A concatenation of discrete tensor spec.

Parameters:
  • nvec (iterable of integers or torch.Tensor) – cardinality of each of the elements of the tensor. Can have several axes.

  • shape (torch.Size, optional) – total shape of the sampled tensors. If provided, the last m dimensions must match nvec.shape.

  • device (str, int or torch.device, optional) – device of the tensors.

  • dtype (str or torch.dtype, optional) – dtype of the tensors.

  • remove_singleton (bool, optional) – if True, singleton samples (of size [1]) will be squeezed. Defaults to True.

  • mask (torch.Tensor or None) – mask some of the possible outcomes when a sample is taken. See update_mask() for more information.

Examples

>>> ts = MultiDiscreteTensorSpec((3, 2, 3))
>>> ts.is_in(torch.tensor([2, 0, 1]))
True
>>> ts.is_in(torch.tensor([2, 2, 1]))
False
assert_is_in(value: Tensor) None

Asserts whether a tensor belongs to the box, and raises an exception otherwise.

Parameters:

value (torch.Tensor) – value to be checked.

clear_device_()

A no-op for all leaf specs (which must have a device).

contains(item)

Returns whether a sample is contained within the space defined by the TensorSpec.

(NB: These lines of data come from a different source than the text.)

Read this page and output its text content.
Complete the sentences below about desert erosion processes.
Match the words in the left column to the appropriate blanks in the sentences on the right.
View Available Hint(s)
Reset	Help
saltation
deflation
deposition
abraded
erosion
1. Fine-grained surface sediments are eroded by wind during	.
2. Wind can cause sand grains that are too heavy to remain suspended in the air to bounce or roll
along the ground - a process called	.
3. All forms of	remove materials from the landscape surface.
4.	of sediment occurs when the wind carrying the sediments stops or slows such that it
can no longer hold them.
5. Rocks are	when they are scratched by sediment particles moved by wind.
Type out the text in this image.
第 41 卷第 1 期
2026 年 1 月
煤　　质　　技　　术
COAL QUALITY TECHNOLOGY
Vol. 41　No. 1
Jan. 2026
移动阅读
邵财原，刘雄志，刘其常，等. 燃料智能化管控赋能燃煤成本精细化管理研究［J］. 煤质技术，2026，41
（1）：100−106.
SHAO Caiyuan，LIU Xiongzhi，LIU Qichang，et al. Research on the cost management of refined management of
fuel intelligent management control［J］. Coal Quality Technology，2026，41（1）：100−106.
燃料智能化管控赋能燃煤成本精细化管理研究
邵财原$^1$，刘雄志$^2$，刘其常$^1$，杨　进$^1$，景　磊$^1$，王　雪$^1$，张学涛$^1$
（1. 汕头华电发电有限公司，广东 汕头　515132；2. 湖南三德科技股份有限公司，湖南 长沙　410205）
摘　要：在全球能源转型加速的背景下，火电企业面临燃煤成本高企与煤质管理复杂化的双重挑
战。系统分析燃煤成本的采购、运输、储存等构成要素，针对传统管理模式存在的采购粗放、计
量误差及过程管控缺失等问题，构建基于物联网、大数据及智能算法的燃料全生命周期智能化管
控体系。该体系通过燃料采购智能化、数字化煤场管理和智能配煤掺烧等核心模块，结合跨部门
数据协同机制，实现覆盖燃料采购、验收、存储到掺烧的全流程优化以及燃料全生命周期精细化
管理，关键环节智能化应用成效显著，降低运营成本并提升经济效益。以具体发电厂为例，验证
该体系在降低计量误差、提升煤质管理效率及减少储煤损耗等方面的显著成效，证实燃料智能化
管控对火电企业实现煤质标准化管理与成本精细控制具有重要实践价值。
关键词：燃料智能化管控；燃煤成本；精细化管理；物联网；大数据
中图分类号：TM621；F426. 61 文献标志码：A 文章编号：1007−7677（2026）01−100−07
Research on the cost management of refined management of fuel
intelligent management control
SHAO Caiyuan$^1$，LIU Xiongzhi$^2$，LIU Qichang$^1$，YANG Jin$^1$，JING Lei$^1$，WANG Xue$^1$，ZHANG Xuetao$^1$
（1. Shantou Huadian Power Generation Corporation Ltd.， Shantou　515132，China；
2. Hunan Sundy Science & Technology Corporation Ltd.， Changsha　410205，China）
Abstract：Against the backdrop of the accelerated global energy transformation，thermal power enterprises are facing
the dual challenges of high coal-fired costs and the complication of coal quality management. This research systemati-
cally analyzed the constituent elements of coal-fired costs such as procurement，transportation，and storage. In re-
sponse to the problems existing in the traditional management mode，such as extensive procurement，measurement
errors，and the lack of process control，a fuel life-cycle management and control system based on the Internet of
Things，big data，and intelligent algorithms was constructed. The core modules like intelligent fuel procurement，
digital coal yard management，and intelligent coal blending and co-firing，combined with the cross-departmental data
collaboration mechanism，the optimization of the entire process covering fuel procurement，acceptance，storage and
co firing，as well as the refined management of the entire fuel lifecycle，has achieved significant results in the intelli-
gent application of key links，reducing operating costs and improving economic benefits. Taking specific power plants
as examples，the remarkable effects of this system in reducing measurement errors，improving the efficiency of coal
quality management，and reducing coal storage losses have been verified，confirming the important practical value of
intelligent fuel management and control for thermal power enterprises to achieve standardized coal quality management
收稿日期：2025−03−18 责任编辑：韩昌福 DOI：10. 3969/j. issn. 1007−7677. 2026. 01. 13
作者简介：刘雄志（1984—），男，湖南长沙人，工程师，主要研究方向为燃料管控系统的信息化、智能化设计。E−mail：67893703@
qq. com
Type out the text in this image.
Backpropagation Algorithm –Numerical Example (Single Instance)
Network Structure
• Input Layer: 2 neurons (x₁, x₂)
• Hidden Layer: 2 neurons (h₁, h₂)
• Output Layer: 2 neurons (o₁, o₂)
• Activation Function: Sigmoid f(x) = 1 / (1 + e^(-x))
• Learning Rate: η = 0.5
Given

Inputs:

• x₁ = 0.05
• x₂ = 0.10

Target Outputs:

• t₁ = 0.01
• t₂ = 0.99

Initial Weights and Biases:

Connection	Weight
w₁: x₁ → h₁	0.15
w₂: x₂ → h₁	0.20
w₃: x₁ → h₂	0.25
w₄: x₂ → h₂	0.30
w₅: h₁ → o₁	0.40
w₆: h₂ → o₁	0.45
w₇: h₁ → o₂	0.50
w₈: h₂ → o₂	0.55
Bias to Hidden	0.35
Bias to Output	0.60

See is_in() for more information.

encode(val: Union[ndarray, Tensor], *, ignore_device=False) Tensor

Encodes a value given the specified spec, and return the corresponding tensor.

Parameters:

val (np.ndarray or torch.Tensor) – value to be encoded as tensor.

Keyword Arguments:

ignore_device (bool, optional) – if True, the spec device will be ignored. This is used to group tensor casting within a call to TensorDict(..., device="cuda") which is faster.

Returns:

torch.Tensor matching the required tensor specs.

expand(*shape)[source]

Returns a new Spec with the extended shape.

Parameters:

*shape (tuple or iterable of int) – the new shape of the Spec. Must comply with the current shape: its length must be at least as long as the current shape length, and its last values must be complient too; ie they can only differ from it if the current dimension is a singleton.

flatten(start_dim, end_dim)

Flattens a tensorspec.

Check flatten() for more information on this method.

classmethod implements_for_spec(torch_function: Callable) Callable

Register a torch function override for TensorSpec.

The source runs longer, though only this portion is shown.